Abduladim Gebasa was one of those freed from Abu Salim. "The rebels came and saved us," he told The Independent by telephone from an undisclosed location inside Libya. "When the doors were opened the prison guards had all left. Our lives were saved."

But beyond the immediate celebration there is an underlying dread that many inmates will not have lived to see freedom. Mass graves of 150 civilians have already been found in Misrata and reports emerged yesterday that a truck full of bullet-ridden corpses with their hands tied behind their backs was delivered to a hospital on the Matiga airbase.

As Giuma Bukleb, a Libyan dissident who was imprisoned for 10 years in Abu Salim and now works at the Transitional National Council-run embassy in London, says: "There are two kinds of prisons in Libya: the ones the world knows about and the ones that are secret. Many of the major prisons have been liberated but there are hundreds of secret prisons all over the country. In these places there were no rights whatsoever."

Fred Abrahams, a researcher at Human Rights Watch, was in Tripoli last week, just days before Colonel Gaddafi fell. "We gave the government a list of detainees and asked them to confirm if they were in custody," he said. "Despite many promises, they never gave info. We know from our many interviews that prisoners were held in official and unofficial detention facilities, such as a tobacco factory in Tripoli."

For Nuri Lamin – who organised the Hollywood star Ewan McGregor's 2007 motorbike ride through Libya – the agonising wait continues.

"My uncle's just disappeared," he says. "After a few months we managed to speak to someone who claimed they were being held in Jdeida.

"But Jdeida was liberated days ago and still nothing. For now all I can do is wait by the phone."

The prisoner's tale

Abduladim Gabasa, 58, was freed by rebels from Abu Salim prison. He was arrested five months ago and endured regular beatings by Muammar Gaddafi's men. He is now back home

"I was arrested on 18 March by about 40 military men. They tied my hands behind my back and put me in the trunk of a car. All this happened in front of my family, including my eight-year-old son. I was never told what I was being arrested for, but I had been imprisoned before by the Gaddafi regime. When the protests broke out I participated for about three weeks in the sit-ins and marches in my home town of Zawiyah. But I did not participate in the armed resistance.

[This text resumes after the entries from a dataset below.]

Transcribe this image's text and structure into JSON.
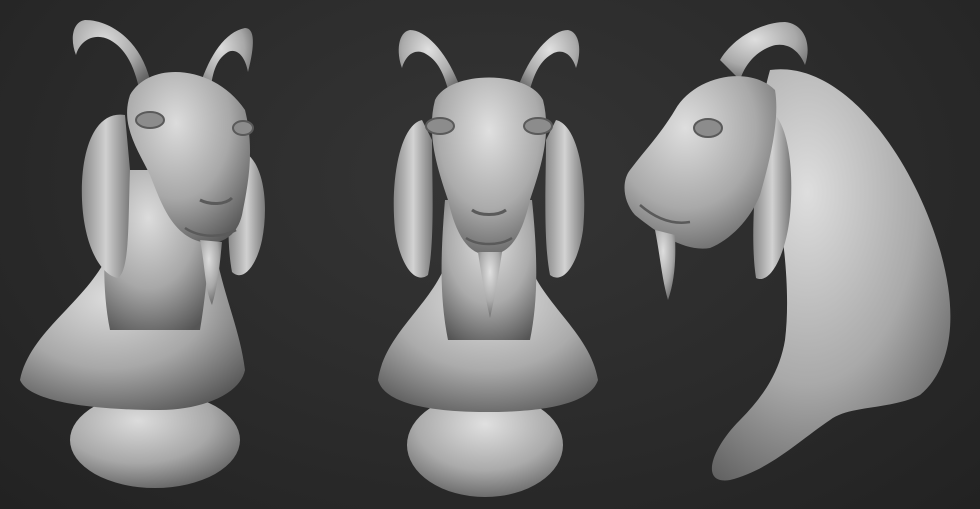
{
  "scene": {
    "subject": "goat-bust-sculpt",
    "material": "matte-clay",
    "background": "#2c2c2c",
    "clay_light": "#d8d8d8",
    "clay_mid": "#9a9a9a",
    "clay_dark": "#4a4a4a",
    "views": [
      {
        "id": "three-quarter"
      },
      {
        "id": "front"
      },
      {
        "id": "side"
      }
    ]
  }
}
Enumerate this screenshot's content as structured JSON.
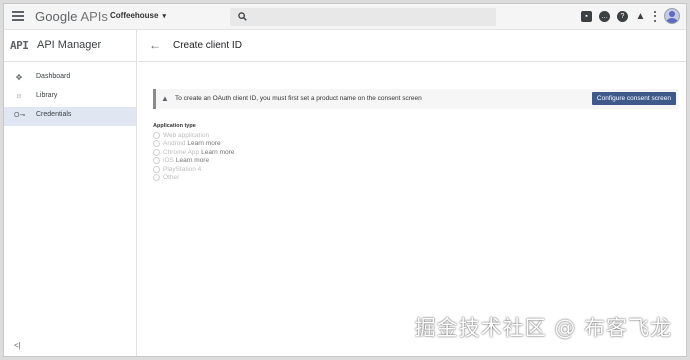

We were taken to Abu Salim prison in Tripoli. For the first month the treatment was very bad. The beatings and torture were daily, especially for those accused of carrying weapons or taking part in the fighting. There was also very little to eat. After the first month it was a little better – we were only beaten and tortured during interrogations. The rebels came for us in the early hours of Monday morning. When they opened the doors we were afraid. We thought we were about to be attacked. Once we realised they were rebels we became calm. They gave us a cold water and some cigarettes and gave us mobiles to speak with our parents. You cannot imagine how we felt. It wasn't just us who had won our freedom, it was the whole country. It was an extraordinary moment. I cried out loudly and I knew that when the sun came up that morning, it would be the best day of my life".